The National Renewable Energy Laboratory’s (NREL) Wind for Schools Project has been responsible for the installation of more than 70 wind turbines at schools in 11 states, from Alaska to Kansas to Virginia. The Wind For Schools program combines an on-site wind turbine at an elementary or secondary school with technical expertise provided by a Wind Application Center at a state college or university and comprehensive curriculum support. The goal is to bring the wind turbine into the classroom, so to speak, through teacher training, hands-on learning opportunities and interactive wind energy research projects.
In Illinois, the program is part of a larger goal to develop a workforce to support the state’s wind industry. While the state was second only to Texas in new wind power capacity in 2010, its wind resources remain largely untapped. Illinois is not one of the “official” 11 states that receive Department of Energy funding for Wind for Schools. But the state has developed its own affiliate project, with access to a broad array of support services from NREL.

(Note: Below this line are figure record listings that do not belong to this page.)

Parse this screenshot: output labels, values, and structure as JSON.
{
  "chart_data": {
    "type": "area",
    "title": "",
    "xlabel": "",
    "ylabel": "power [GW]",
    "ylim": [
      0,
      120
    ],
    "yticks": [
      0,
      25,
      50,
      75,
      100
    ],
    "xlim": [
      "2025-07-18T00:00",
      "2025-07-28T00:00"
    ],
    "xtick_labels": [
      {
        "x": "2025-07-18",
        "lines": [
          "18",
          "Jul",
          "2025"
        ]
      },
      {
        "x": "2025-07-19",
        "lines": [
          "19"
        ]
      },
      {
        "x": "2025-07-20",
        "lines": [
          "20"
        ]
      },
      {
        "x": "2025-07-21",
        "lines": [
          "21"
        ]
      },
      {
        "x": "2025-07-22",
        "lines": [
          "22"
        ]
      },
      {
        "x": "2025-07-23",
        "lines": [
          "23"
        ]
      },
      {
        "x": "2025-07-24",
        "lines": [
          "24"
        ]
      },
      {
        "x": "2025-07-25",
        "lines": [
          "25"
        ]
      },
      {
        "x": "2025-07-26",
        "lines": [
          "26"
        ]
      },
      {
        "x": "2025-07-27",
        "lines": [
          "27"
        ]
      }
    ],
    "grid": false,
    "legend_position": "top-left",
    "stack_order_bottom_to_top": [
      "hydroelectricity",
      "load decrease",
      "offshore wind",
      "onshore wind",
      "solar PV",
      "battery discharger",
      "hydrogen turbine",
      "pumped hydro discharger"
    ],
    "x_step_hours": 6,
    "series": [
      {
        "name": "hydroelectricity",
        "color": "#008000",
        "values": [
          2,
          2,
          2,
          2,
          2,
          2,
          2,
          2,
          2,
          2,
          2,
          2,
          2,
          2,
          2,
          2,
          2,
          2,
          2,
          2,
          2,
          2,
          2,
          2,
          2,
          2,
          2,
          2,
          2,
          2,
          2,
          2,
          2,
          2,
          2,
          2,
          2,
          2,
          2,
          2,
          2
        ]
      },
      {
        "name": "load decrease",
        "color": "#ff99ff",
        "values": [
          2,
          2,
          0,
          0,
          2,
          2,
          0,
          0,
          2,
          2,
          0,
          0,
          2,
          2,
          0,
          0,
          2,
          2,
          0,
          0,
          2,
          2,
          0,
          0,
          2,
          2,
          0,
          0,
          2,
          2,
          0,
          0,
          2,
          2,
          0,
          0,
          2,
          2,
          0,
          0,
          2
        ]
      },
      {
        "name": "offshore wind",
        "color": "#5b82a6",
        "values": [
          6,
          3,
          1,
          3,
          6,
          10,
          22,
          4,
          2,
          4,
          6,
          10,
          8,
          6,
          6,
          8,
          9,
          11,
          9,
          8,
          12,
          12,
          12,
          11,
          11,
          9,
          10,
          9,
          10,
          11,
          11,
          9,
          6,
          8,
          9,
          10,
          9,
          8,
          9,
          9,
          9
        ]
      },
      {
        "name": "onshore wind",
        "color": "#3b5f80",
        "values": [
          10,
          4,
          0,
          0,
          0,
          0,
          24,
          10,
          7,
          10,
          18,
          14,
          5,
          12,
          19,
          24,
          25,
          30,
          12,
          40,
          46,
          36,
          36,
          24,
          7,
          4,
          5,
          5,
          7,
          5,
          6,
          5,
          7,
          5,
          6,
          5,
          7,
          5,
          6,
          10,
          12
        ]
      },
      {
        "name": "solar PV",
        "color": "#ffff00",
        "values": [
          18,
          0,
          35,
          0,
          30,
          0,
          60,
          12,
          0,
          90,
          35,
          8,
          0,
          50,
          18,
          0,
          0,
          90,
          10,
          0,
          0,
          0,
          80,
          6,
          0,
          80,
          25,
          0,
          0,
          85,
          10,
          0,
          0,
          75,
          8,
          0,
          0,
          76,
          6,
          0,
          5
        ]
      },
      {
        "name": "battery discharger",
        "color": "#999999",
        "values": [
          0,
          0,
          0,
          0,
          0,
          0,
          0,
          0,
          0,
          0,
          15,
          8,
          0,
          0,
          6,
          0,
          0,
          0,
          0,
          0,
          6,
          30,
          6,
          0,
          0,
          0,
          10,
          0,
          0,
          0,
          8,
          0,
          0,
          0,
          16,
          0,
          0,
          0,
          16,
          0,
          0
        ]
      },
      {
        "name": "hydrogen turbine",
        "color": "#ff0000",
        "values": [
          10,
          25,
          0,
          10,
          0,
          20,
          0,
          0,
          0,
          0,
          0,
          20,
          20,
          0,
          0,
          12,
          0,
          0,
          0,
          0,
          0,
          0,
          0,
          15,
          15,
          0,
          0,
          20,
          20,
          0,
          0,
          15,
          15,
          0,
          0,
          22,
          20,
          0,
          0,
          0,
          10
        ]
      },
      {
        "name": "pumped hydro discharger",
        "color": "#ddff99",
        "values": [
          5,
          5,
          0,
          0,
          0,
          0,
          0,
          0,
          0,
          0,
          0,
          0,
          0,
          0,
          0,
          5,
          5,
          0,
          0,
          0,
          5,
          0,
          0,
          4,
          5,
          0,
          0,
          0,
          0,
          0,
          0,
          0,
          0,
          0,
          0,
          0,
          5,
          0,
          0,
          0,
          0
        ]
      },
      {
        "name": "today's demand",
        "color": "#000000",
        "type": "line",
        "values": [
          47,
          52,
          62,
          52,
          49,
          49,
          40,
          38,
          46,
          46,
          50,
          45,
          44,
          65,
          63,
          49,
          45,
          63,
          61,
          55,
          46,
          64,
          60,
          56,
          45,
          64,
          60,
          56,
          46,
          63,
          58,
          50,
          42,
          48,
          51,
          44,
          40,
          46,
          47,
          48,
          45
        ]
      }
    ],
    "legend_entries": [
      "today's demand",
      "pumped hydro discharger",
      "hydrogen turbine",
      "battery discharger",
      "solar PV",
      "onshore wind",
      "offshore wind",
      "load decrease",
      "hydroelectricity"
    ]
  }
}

The Illinois Wind for Schools program (ILWFS) is under way with three pilot schools, and the program recently opened the application process for schools interested in participating in its 2012-2013 program. The ILWFS will select three to five middle and/or high schools for intensive support through on-site teacher training and classroom resources.
Partner schools will receive experimental model wind turbines and equipment with which to build and test them. They will also receive a pack of experimental weather balloons, a model wind tunnel and a comprehensive wind energy curriculum, including customized lab activities. In the fall, the ILWFS staff will install scientific weather instrumentation at each partner school, so that teachers and students can access weather data over the internet.